Page 31 of Demitri

Joker nods, clicking away on his laptop.

“Well, I guess everyone’s helping me clean this place up for closing. Chairs being put on tables and stools on the bar and glasses clinking. That’s pretty inconsequential sounding, right?” Mia looks at Joker.

“Sure is.” He stands and glares at everyone. “You heard the lady. Let’s clean. We can talk movies. Musicals. How hot my wife is.”

“But I don’t know your wife.” Grace gives him a once over. “Or you.”

“Well, you should. She’s amazing. Her name is Ginny, and she plays cello.”

Everyone moves, following the order to clean, but Aunt Linda grabs me and pulls me to the back hallway, away from the recording device.

“We need to play this carefully, son. I agree with Mia’s friend, I don’t think she was in here for you.”

“Then why? I know you don’t believe in coincidences, Aunt Linda.”

“I don’t. I think she was absolutely here for something, I just don’t think it was for you.”

“What could she want with Mia?”

“Location. Access.”

“You think she’s what? Going to try to move her drugs through here?”

“It follows her pattern. She moves into a town, finds a place to move product, and then gets out before the heat can get to her, leaving someone else to take the fall. She’s done it in Briar Mountain, where there’s a connection between your girl’s past, in Diamond Cove with the rich kids, in Rock Hill at the high school, and in other schools up and down the range. If she’s looking at getting power, she needs money and capital. If she can’t find you, the easiest way to do that is with drugs.”

“And a bar is an easy place to move that kind of product.”

“Bingo.”

“You think she wants to use me to help her move drugs?” Mia interrupts us, her face ashen and her lip curled into a snarl. “Not a fucking chance.”

“She doesn’t know that yet. That’s why she left her present. This woman isn’t stupid. She’s been operating with someone for years and has never gotten caught. Hell, we weren’t even sureof her name a year ago. You need to play this carefully. At least until we know what she’s playing at,” Aunt Linda smiles at Mia. “I have faith in you.”

“I don’t like this one fucking bit,” I growl, turning and walking away.

Aiden, Grady, and Joker all notice and leave their chores to corner me on the other side of the room.
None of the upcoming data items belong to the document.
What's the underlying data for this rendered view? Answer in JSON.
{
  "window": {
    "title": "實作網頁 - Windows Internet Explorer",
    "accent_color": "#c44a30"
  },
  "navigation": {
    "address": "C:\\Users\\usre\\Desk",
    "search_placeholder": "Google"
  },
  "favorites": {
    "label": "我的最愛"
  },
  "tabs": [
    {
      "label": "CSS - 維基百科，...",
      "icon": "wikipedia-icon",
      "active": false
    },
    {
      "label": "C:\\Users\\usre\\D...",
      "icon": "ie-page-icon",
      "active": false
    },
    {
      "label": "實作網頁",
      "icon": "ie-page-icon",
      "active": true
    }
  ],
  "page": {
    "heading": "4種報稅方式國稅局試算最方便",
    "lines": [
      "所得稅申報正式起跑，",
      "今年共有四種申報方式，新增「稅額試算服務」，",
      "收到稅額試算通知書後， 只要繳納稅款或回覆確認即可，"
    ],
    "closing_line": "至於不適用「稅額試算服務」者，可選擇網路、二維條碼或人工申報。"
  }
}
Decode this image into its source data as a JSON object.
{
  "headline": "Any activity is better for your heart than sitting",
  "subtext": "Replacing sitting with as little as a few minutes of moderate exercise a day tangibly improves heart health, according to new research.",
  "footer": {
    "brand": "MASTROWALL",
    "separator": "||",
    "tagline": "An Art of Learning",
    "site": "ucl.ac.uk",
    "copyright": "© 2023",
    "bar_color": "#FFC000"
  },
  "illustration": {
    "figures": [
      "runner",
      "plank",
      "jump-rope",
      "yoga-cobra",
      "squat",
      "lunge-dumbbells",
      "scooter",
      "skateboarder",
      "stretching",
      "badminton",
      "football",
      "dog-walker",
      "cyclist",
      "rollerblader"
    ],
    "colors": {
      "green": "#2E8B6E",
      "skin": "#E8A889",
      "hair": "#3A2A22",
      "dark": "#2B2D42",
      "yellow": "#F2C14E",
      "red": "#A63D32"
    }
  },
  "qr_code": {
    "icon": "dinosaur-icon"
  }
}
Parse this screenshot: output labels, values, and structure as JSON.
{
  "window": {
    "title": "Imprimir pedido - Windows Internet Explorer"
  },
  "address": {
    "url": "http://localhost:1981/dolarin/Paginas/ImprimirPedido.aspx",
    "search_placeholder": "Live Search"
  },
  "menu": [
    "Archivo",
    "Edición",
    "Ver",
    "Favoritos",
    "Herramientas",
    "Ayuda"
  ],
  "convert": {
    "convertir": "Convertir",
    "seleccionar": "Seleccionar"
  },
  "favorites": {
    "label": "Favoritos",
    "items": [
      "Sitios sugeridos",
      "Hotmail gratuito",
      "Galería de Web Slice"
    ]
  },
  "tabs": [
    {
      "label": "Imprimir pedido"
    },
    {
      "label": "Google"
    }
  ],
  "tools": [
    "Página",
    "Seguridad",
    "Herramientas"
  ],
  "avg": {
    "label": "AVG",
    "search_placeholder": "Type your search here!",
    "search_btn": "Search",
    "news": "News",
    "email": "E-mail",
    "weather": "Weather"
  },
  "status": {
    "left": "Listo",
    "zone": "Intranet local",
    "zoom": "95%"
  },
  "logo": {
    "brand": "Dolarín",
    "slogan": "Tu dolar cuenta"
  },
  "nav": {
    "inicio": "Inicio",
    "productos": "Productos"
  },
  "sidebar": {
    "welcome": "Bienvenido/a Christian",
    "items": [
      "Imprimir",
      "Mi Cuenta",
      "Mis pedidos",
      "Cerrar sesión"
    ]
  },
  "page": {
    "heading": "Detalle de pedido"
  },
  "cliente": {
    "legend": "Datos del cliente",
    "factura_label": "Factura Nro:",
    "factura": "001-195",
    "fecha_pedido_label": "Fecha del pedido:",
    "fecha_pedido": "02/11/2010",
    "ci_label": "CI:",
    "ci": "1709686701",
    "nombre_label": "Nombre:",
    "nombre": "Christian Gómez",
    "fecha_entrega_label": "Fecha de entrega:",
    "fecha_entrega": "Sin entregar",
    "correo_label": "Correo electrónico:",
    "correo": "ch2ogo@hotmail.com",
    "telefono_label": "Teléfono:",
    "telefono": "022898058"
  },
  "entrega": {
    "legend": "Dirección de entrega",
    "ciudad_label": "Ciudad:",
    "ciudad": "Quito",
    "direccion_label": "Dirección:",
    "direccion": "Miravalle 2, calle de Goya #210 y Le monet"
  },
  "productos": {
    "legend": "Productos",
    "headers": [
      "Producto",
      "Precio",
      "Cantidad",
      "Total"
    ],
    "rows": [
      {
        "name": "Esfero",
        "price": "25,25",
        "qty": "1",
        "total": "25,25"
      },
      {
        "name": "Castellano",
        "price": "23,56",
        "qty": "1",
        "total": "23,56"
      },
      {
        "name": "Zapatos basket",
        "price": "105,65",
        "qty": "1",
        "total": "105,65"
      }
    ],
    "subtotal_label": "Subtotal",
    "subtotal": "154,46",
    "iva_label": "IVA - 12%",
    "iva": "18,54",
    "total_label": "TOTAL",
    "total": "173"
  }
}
“You need to calm down,” Joker says quietly.

“Fuck you.”

“Not my type, buddy, and you know I’m right. You won’t do anything but push her away if you go all alpha macho on her.”

“You have no idea. You don’t know what I’ve seen, what I know.”

“You’re right, I don’t. But each of us has our own burdens, have seen some shit, and we’re still here,” Joker says, a faraway look in his eyes. “And I’m telling you, from experience, that the best thing you can do right now is let her know you are here, you aren’t going anywhere, and that you want to keep her safe. You can’t demand shit. Trust me, that will backfire faster than you can fucking say you’re an asshole.”

“So what do we do?”

“We keep her safe. It’s what we’re trained to do.” Grady smiles. “Kind of our fucking jobs. We take turns, we act normal, we keep an eye on things.”

“I can’t be seen in public right now, remember?”

“Which is why you have us.”

“Enough penis plotting,” Mia whispers from behind us, making us all jump. “Time to go.” She nods her head to the disk, and Joker goes over to retrieve it off the bar and put it back in the booth where Aunt Linda told him it needed to go.

“She’s going to be trouble, you know that, right?” Aiden quietly tells me as we walk toward the bar.